Avis was born in Bonne Terre, Missouri-the first of three girls born to Paul Higdon, a civil engineer, and Barbara Jean Kelly Higdon. In 1950, she moved with her family to San Diego, California, close to her mother's extended family with historical roots in ranches of the Carlsbad area. Avis attended Brooklyn Elementary School, Theodore Roosevelt Junior High School, and graduated from San Diego High School. She attended Stephens College for one year and graduated in 1968 from the University of Redlands, where she majored in history. With her sisters, Elizabeth and Connie, she was an avid reader and was an active participant in youth and mission ventures of Brooklyn Heights Presbyterian Church.
Two years of graduate work led to a Master of Education Degree in Elementary Education, at the University of Illinois at Urbana-Champaign, which she completed in 1970. While at Illinois, Avis met and married Donald G. Davis, Jr., who was studying for his doctorate in library history. She and Don married on December 6, 1969 and lived in Champaign until moving to Austin, Texas, in August 1971, with their six-month old daughter Lucinda.
As a young professor's wife and mother of an infant, Avis quickly assumed a hospitable role that she had cultivated in graduate school. She hosted coffees and open houses for Don' s students at the University for nearly four decades, as well as for students of InterVarsity Christian Fellowship--and participated in small home groups from Covenant Presbyterian Church.
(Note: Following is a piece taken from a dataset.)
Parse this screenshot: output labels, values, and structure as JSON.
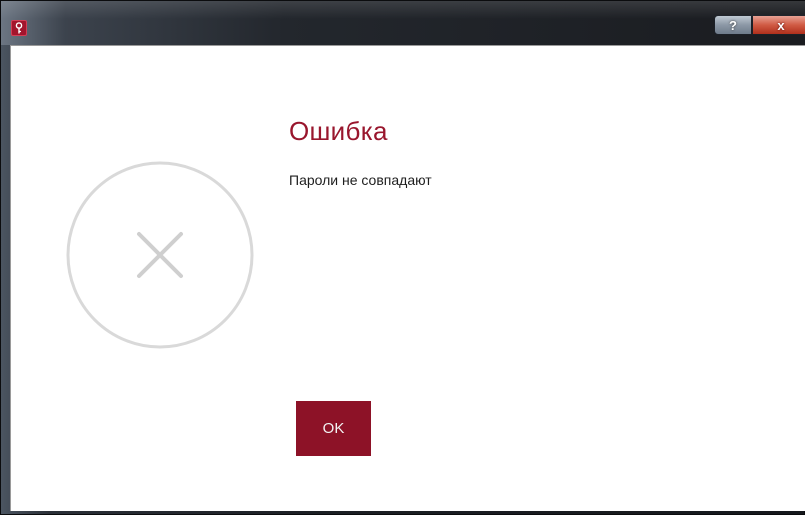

Though caring for two more children-Samuel (1973) and Caroline (1977)-and managing an extended household, she was always excited about getting neighbors together, especially at Christmas time-in her homes near Northwest Park, the Victorian house in Hyde Park, or the bungalow on Harris Avenue in the Hancock neighborhood. Her community and reading interests came together when she led the Hyde Park Neighborhood Association and the Friends of the Austin Public Library during the 1980s and 1990s through some turbulent times.
Avis enjoyed immensely her engagement with books, ideas, and customers at the Logos Bookstore for several years, a gratifying experience that ended with her serious cancer surgery in the fall of 1995. Though dealing thereafter with chronic lymphocytic leukemia and recurring ovarian cancer, she continued to travel widely with Don to international professional meetings and in the past decade to Oxbridge 2005 and 2008, seminars of the C.S. Lewis Foundation. At her church, she served two terms as elder. Her abiding joy in promoting reading was fulfilled in recent years by being church librarian. In addition to organizing various adult education programs, she was also a leader for several years of Lamplighters, the women's Bible study program of Covenant Presbyterian Church. As a cancer survivor for many years, Avis encouraged other people in their illnesses by her calm, genuine concern-and grew in her confidence that prayer, and the God to whom we pray, is essential for spiritual vitality.
She leaves her husband Don and their three children, Lucinda of Baltimore, Sam and his wife Brenda of Fort Worth, and Caroline and her husband Chris McGlade and their daughter Charlotte of Belton; her mother Barbara Nichols and her husband Jackie of Ukiah, California; and her sisters Elizabeth and her husband John Brigden of Alexandria, Virginia; and Connie and her husband Pat Gannon of Santa Fe, New Mexico.
A Service in Witness of the Resurrection will be held on Sunday, October 16, 2:00 p.m. at Covenant Presbyterian Church, 3003 Northland Drive. Memorial gifts may be made to Covenant Presbyterian Church for the church library and Hospice Austin.